No meu último post, justamente, referia uma distinção, que sinto não ter suficientemente clarificado, entre obras imprescindíveis a priori e outras que apenas se tornam imprescindíveis depois de as termos lido.
A leitura de um livro é suficiente para, por si só, o tornar importante para nós. Dava disso alguns exemplos. Mas só o acidente de ter lido esse livro o tocou de uma espécie de carácter, que é o facto de, doravante, estar agregado ao meu mundo e ser, nele, uma referência. Lê-lo tornou-o importante para mim. Mas se eu pudesse assistir de fora, divinamente consciente de todos os mundos possíveis, poderia dizer: essencialmente, um mundo em que eu não tivesse lido este ou aquele livros, seria pouco diferente de um mundo em que tivesse a sorte de os ter lido.
Dei o exemplo de Em Busca do Tempo Perdido como, em contrapartida, uma obra imprescindível em si mesma. Porquê?
Socorro-me de uma ideia de Tchekhov. Escreveu ele, e é uma afirmação conhecida e abundantemente citada, que, numa peça dramática, o fio tem de estar tão bem concebido na uniformidade do seu todo, e de tal forma sem distrações ou desperdícios, que, se uma espingarda aparece "casualmente" pendurada numa parede, no I acto, já sabemos que essa arma será usada, no III acto, para matar alguém. Cito de memória e muito livremente.
Isto é verdade. Gosto de Tchekhov e de tudo quanto ele escreveu. Sobretudo dos contos. Já aqui confessei que o considero o melhor de todos os contistas e o pai inegável dos que valem alguma coisa. A sua busca de uniformidade é judiciosa. Contudo, Proust é o contrário disso: numa obra que se dispersa por tantos volumes, por diferentes idades e tempos de vida do narrador e das personagens com que essa vida se entrelaça, tudo são encantadores distracções e desperdícios, as memórias desenhadas aqui não têm minimamente a preocupação de que, do ponto de vista da narrativa, venham a ser recuperadas como explicação do que ocorre ali, e contudo, se nos distanciamos, tudo antecipa e retoma, tudo intimamente se liga e mutuamente se compreende, tudo, tudo (mesmo os hiatos, as incongruências) terá sido inevitável na construção da catedral móvel que é Em Busca do Tempo Perdido.

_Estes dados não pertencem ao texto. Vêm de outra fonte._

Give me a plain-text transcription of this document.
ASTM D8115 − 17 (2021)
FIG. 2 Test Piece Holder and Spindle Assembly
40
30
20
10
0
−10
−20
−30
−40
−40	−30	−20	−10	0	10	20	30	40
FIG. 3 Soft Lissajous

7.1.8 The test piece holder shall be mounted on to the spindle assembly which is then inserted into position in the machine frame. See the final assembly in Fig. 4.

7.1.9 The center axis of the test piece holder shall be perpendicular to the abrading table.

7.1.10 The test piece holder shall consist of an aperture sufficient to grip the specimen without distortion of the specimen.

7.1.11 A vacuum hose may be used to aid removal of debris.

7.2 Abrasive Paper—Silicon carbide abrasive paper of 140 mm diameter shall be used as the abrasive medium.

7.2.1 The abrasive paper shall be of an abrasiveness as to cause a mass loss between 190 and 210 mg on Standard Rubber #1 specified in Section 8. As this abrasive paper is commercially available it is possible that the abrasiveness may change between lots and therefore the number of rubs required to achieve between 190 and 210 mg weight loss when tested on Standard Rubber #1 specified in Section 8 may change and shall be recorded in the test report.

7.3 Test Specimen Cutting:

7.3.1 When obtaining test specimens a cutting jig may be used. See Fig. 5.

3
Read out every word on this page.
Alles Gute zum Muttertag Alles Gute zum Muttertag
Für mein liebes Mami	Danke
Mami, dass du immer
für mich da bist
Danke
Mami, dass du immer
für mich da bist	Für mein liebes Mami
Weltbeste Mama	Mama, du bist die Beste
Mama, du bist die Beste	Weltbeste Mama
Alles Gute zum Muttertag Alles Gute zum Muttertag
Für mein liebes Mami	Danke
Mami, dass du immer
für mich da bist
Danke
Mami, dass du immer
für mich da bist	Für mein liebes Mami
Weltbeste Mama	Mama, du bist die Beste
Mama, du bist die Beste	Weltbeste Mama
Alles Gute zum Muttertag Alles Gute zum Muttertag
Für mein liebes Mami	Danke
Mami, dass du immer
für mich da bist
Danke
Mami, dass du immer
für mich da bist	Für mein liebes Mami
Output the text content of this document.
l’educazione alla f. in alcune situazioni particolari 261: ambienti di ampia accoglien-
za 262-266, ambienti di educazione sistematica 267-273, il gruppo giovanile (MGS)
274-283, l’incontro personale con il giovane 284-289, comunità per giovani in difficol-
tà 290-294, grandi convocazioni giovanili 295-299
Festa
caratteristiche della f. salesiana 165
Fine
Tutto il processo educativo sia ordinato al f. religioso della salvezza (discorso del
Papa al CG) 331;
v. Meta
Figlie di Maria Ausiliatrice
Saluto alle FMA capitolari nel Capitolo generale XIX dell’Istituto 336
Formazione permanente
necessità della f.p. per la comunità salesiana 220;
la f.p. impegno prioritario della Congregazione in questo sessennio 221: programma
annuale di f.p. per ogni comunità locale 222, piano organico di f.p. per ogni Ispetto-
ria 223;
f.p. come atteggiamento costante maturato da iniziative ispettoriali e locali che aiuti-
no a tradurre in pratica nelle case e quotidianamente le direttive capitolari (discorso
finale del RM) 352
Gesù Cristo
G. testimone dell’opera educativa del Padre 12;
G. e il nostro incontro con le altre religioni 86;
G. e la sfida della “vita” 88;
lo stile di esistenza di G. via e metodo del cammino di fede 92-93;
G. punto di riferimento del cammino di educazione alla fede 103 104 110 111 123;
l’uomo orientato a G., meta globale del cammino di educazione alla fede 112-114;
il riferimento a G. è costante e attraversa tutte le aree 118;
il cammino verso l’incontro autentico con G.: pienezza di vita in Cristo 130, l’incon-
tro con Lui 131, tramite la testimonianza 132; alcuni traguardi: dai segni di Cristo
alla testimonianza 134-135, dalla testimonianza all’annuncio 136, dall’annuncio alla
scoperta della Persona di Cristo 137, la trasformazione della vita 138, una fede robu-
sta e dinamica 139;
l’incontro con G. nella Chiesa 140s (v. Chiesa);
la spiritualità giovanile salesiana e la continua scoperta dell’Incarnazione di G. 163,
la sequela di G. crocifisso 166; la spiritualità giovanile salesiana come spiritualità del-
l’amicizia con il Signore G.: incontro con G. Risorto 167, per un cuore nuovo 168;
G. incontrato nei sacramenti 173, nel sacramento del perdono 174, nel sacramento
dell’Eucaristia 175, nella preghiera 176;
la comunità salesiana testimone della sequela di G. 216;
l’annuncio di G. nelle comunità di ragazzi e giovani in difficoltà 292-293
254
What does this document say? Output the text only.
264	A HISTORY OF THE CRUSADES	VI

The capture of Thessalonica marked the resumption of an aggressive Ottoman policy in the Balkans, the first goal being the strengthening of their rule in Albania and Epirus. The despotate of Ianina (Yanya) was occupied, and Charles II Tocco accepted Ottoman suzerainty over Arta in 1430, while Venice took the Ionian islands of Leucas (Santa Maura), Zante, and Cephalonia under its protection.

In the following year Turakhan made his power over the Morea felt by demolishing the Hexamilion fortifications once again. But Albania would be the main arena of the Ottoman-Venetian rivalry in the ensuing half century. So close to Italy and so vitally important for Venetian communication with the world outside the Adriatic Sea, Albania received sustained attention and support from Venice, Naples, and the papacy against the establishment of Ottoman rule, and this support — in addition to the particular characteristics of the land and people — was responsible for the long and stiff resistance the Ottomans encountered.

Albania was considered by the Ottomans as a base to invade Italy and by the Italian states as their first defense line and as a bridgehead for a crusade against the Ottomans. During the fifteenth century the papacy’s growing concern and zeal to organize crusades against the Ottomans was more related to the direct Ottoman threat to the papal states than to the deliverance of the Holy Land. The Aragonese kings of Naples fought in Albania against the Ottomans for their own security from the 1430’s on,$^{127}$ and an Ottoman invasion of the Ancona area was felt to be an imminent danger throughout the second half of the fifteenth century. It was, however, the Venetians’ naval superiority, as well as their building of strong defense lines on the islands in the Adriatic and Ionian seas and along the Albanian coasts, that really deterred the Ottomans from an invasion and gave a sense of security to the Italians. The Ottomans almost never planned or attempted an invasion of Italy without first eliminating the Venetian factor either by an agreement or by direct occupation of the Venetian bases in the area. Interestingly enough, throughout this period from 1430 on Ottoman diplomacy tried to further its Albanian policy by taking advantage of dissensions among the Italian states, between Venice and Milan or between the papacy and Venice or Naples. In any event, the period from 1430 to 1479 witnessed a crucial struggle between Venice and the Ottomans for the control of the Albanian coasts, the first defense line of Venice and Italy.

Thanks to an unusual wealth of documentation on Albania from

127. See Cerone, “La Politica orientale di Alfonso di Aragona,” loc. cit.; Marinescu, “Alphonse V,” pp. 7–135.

Não vejo como o encantamento provocado por essa consciência, por esse amor pelo romance de Proust, pelo meu contínuo e infinito regresso ao seu texto, para descobrir o que não estava lá antes (aparentemente), não me tenha transformado, não me tenha, até certo ponto (e não sei se é, de facto, só "até certo ponto"), ensinado a ler, ensinado até a escrever, e estabelecido um específico grau de exigência. Devo afirmar que esta obra me é imprescindível porque nasceu com ela, sem dúvida, o leitor que hoje sou.
Sem vaidade o digo. Não a escrevi, sou apenas um leitor rendido.
Mas compreendem que, assim imprescindíveis, existem poucas mais.
2 comentários:
Você conseguiu publicar nesse post o resumo do que acho importante na leitura. Ela tem que tocar um território desconhecido da nossa alma e colocá-lo bem à nossa frente para que possamos descobrir que há outras almas que sentem na mesma intensidade que nós, tanto assim que as compreendemos intimamente. Aconteceu isso quando li Proust e da mesma forma quando li Kafka e Fernando Pessoa (O Livro do Desassossego). Acrescentaria Clarice Lispector.
Um abraço.
Sônia
Perfeitamente de acordo, Sonia. E sim, esses seriam alguns dos meus. Kafka sem nenhuma dúvida. O Livro do Desassossego, é claro. Clarice. Acrescentaria Dante. E três russos.